Le Tribunal administratif de Bordeaux a été saisi par Mme B... d’une requête en plein contentieux visant à obtenir l’effacement d’une dette auprès de la caisse d’allocations familiales de la Gironde. Par une ordonnance du 5 novembre 2025, le magistrat désigné a rejeté la requête comme manifestement irrecevable, faute pour la requérante d’avoir produit la décision attaquée ou justifié de l’impossibilité de le faire, malgré une demande de régularisation notifiée via l’application Télérecours citoyens. Cette solution est fondée sur les articles R. 222-1 (4°), R. 412-1 et R. 611-8-6 du code de justice administrative.
Texte intégral
Vu la procédure suivante :
Par une requête enregistrée le 30 avril 2025, Mme A... B... demande au tribunal « d’effacer sa dette » envers la caisse d’allocations familiales de la Gironde.
Vu les autres pièces du dossier.
Vu le code de justice administrative.
Le président du tribunal a désigné M. Willem, premier conseiller, en application des dispositions des articles R. 222-1 et R. 222-13 du code de justice administrative.
Considérant ce qui suit :
1. Aux termes de l’article R. 222-1 du code de justice administrative : « Les (…) magistrats ayant une ancienneté minimale de deux ans et ayant atteint au moins le grade de premier conseiller désignés à cet effet par le président de leur juridiction peuvent, par ordonnance : / (…) / 4° Rejeter les requêtes manifestement irrecevables, lorsque la juridiction n'est pas tenue d'inviter leur auteur à les régulariser ou qu'elles n'ont pas été régularisées à l'expiration du délai imparti par une demande en ce sens (…) ».
2. Aux termes de l’article R. 412-1 du code de justice administrative : « La requête doit, à peine d'irrecevabilité, être accompagnée, sauf impossibilité justifiée, de l'acte attaqué ou, dans le cas mentionné à l'article R. 421-2, de la pièce justifiant de la date de dépôt de la réclamation (…) ». Aux termes de l’article R. 611-8-2 de ce code : « Toute juridiction peut adresser par le moyen de l’application informatique mentionnée à l’article R. 414-1, à une partie ou à un mandataire qui y est inscrit, toutes les communications et notifications prévues par le présent livre pour tout dossier (…) ». Aux termes de l’article R. 611-8-6 du même code : « (…) Les parties sont réputées avoir reçu la communication ou la notification à la date de première consultation du document qui leur a été adressé par voie électronique, certifiée par l’accusé de réception délivré par l’application informatique, ou, à défaut de consultation dans un délai de deux jours ouvrés à compter de la date de mise à disposition du document dans l’application, à l’issue de ce délai. Sauf demande contraire de leur part, les parties sont alertées de toute nouvelle communication ou notification par un message électronique envoyé à l’adresse choisie par elles (…) ».

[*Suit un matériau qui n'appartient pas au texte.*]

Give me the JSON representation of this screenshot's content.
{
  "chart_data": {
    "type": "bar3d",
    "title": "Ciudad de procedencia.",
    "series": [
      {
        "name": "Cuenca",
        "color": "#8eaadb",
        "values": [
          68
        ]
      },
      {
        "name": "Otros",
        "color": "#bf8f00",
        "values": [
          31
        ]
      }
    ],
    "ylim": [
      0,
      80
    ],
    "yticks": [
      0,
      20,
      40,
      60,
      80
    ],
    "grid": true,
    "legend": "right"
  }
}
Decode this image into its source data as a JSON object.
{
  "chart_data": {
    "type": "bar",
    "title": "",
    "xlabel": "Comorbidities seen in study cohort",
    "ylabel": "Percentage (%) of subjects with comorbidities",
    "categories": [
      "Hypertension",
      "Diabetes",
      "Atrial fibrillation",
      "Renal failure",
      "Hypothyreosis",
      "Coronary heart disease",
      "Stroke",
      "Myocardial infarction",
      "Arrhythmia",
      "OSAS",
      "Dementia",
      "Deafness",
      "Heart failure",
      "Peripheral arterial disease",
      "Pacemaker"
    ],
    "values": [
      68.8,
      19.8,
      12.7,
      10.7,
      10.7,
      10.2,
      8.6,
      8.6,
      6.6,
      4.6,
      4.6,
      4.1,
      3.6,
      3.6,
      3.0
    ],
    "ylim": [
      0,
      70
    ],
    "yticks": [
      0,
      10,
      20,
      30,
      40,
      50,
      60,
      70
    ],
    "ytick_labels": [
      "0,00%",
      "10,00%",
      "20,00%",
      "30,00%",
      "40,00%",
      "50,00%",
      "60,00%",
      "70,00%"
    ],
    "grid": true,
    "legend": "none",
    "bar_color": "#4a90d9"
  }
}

3. Dans le cadre de sa requête déposée le 30 avril 2025, Mme B... a été, en application des dispositions précitées, invité par un courrier en date du 14 mai 2025, adressé le même jour au moyen de l’application électronique Télérecours citoyens, à produire une copie de la décision attaquée ou le cas échéant, la pièce justifiant de la date de dépôt de sa réclamation restée sans réponse. A défaut de consultation de ce courrier mis à sa disposition dans un délai de deux jours ouvrés, la requérante est réputée, en application des dispositions citées au point précédent, en avoir reçu notification à compter de la date de mise à disposition dans l’application « Télérecours ». En dépit de cette demande de régularisation, Mme B... n’a pas, ni dans le délai qui lui était imparti ni à la date de la présente ordonnance, produit la décision attaquée et n’a pas justifié de l’impossibilité de la produire. Par suite, cette requête, qui n’a pas été régularisée, est entachée d’une irrecevabilité manifeste et doit, dès lors, être rejetée en application des dispositions précitées du 4° de l’article R. 222-1 du code de justice administrative.
ORDONNE :
Article 1er : La requête Mme A... B... est rejetée.
Article 2 : La présente ordonnance sera notifiée à Mme A... B....
Fait à Bordeaux, le 5 novembre 2025.
Le magistrat désigné,
E. WILLEM
La République mande et ordonne au préfet de la Gironde en ce qui le concerne ou à tous commissaires de justice à ce requis en ce qui concerne les voies de droit commun contre les parties privées, de pourvoir à l’exécution de la présente ordonnance.